When we moved to France nearly four years ago most of our worldly goods were packed into a huge (and as it turned out, leaky) lorry and we set off to drive the 800 miles in the car . We, being the three of us and an enormous cat travelling cage for our two not terribly impressed cats. It took up the whole of the boot so we were able to take very little else with us - overnight stuff, important documents and a small box of things I put together to help us feel at home as soon as we got there. It was a bit like a Desert Island Discs exercise! I took, in no particular order of preference, our blue teapot, my own personal cup, the candlesticks we use every night, a framed photo of my mother which is on the desk beside me now, a plastic, wind up, glow in the dark angel (!) and three Jane Muir little ceramic men. Oh and British Rail teabags of course!

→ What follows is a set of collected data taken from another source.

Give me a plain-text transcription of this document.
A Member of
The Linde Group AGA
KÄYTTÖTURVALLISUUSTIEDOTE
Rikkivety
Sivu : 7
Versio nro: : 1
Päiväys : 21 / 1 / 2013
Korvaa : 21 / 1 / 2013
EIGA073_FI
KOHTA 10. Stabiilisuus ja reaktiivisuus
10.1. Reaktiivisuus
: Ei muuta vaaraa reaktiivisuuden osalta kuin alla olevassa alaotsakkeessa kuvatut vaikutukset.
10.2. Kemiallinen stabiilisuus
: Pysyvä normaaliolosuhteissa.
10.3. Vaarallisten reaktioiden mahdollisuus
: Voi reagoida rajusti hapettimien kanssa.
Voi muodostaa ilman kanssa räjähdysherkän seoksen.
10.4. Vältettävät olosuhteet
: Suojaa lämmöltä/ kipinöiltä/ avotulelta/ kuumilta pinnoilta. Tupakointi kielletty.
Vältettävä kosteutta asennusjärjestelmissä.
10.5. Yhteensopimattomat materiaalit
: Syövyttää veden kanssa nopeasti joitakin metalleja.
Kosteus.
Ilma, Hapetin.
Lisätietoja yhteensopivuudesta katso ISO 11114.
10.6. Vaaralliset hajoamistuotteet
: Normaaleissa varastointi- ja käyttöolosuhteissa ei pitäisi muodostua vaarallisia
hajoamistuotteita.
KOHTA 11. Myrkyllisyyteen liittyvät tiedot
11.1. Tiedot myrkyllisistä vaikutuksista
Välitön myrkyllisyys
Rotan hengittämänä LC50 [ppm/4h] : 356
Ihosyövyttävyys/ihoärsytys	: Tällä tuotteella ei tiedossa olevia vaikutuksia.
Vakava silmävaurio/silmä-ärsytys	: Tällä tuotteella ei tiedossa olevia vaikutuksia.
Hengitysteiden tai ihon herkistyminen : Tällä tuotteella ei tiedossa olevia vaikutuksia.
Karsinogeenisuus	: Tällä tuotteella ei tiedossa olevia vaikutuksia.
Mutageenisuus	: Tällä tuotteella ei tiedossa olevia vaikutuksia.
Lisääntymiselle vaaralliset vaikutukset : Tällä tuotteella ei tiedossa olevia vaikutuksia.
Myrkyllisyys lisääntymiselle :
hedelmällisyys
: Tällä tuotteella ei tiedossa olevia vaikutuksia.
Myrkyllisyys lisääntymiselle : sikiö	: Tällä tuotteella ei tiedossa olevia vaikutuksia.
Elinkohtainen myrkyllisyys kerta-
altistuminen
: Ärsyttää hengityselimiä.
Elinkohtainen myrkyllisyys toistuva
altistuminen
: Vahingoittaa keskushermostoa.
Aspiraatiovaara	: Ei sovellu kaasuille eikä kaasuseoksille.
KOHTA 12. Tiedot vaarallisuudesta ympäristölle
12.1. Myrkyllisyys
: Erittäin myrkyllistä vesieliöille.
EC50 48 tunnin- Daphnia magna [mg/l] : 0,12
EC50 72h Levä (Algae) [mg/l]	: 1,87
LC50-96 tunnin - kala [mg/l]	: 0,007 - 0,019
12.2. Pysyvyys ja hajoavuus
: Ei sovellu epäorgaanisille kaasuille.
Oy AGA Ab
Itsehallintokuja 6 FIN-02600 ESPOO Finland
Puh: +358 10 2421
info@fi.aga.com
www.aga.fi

The tea pot was made by my brother John and makes two perfect cups of tea. When life is uncertain you need a good cup of tea. I admit to being sentimental and the fact that my brother threw this pot with his own hands adds greatly to my enjoyment of it. The cup has been my favourite for years - how it has lasted this long I don't know. I don't know the name of the potter and have never seen other work by him/her. I bought it at the Clode Gallery in Bridgnorth which has closed down now. Then three little men.. I love Jane Muir's work. I used to sell it at Twenty Twenty and each new delivery flew out the door. I think the little men started as glaze tests and then people starting buying them at Jane's occasional studio sales. They're now one of her staples. They make me smile. I have another larger piece of hers but I'll leave that one for another day.


K Spoering said...

Such a lovely lot of things! I can't imagine picking any other things to keep with you that would be as delightful. Having a cup of tea with your three companions and a cat - what more could one want in France, or anywhere else?

Marjojo said...

Hey, where and how are you? Like the way you've photographed the three ceramic men, I thought they were huge figures marking the landscape. Because of their simplicity they also seem quite ancient.